Claro, existem honrosas exceções. Alguns colunistas defenderam Rowling. Algumas feministas fizeram pôsteres que diziam “I Love J. K. Rowling” (um, na estação de trem de Waverley, em Edimburgo, foi retirado por ser “ofensivo”. A multidão misógina venceu mais uma vez.) Mas muitos dos chamados progressistas e liberais não disseram absolutamente nada. Ou, pior, ajudaram a aumentar a animosidade deturpada contra Rowling. A incessante estigmatização por parte de esquerdistas radicais de que qualquer mulher que questione a ideologia da transgeneridade é preconceituosa ou uma radfem — uma palavra do século 21 para “bruxa” — é a base sobre a qual boa parte desse ódio indizível por mulheres céticas como J. K. Rowling é construído.
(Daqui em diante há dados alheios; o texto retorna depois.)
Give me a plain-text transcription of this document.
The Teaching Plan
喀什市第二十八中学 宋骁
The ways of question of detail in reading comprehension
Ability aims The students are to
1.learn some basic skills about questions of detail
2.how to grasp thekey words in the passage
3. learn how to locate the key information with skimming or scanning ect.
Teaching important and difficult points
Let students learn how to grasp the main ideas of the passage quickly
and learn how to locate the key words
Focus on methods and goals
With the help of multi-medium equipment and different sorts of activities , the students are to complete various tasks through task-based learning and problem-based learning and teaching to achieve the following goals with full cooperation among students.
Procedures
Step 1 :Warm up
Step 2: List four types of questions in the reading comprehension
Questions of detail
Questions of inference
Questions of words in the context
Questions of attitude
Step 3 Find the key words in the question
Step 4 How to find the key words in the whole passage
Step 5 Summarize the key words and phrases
Quando cede a uma multidão, você a torna mais poderosa, mais insaciável
De muitas formas, o silêncio da elite liberal sobre as agressões contra a autora é pior do que as agressões em si. As mensagens ameaçadoras e cheias de ódio vêm de pessoas que claramente perderam o contato com a moral, que foram tão corrompidas pelo narcisismo da política identitária e pelas desilusões do lobby transgênero que passaram a ver aqueles que questionam sua visão de mundo essencialmente como um lixo sub-humano e devem, por isso, ser humilhados ritualisticamente e excomungados da sociedade normal. Mas pessoas que ficam quietas nos mundos político e literário estão cometendo um erro moral muito maior. Porque elas sabem que o que está acontecendo é errado, e terrível, mas preferem não se manifestar porque querem evitar atrair a atenção da multidão. Assim como os algozes identitários de Rowling, elas colocam os próprios sentimentos — nesse caso, seu desejo mesquinho de uma vida sem complicações — acima de fazer o que é certo.
Elas acreditam que vão salvar a própria pele. Como estão erradas. Deveria estar claro para todo mundo a esta altura que fazer vista grossa para a maneira como as multidões descoladas se voltam contra quem pensa ou fala o que não deve não diminui a necessidade febril dessas pessoas de perseguir quem as ofende. Ao contrário, isso as incentiva. Vamos considerar a experiência da atriz Sarah Paulson. Ela vergonhosamente ficou ao lado da multidão anti-Rowling, retuitando um homem que mandou a autora “calar a boca” e a chamou de “escória completa”. Só que, longe de se proteger da fúria da multidão trans, Paulson atraiu sua atenção. Usuários do Twitter se voltaram contra ela recentemente por não incluir seus pronomes na biografia da rede social. Sério. A manchete “Sarah Paulson dá início a uma guerra no Twitter por causa da ausência de seus pronomes na bio” de fato foi publicada. “Então seus pronomes são burra/vagabunda”, “ela é uma filha da puta”, “que pessoa de merda” são algumas das mensagens que a atriz recebeu.
Sua aliança pouco solidária com a multidão sexista que persegue J. K. Rowling não a protegeu porque, quando você cede a uma multidão, você a torna mais poderosa, mais insaciável. Da mesma forma, o silêncio não vai proteger você. As forças da falta de razão, do não liberalismo e da denúncia estão no centro do ativismo woke, e o transativismo em especial não pode ser enfrentado se as pessoas ficarem quietas. Ele não vai desaparecer. Essas pessoas precisam ser confrontadas, energicamente, com argumentos claros em favor da liberdade de expressão, da discussão racional sobre os direitos das mulheres.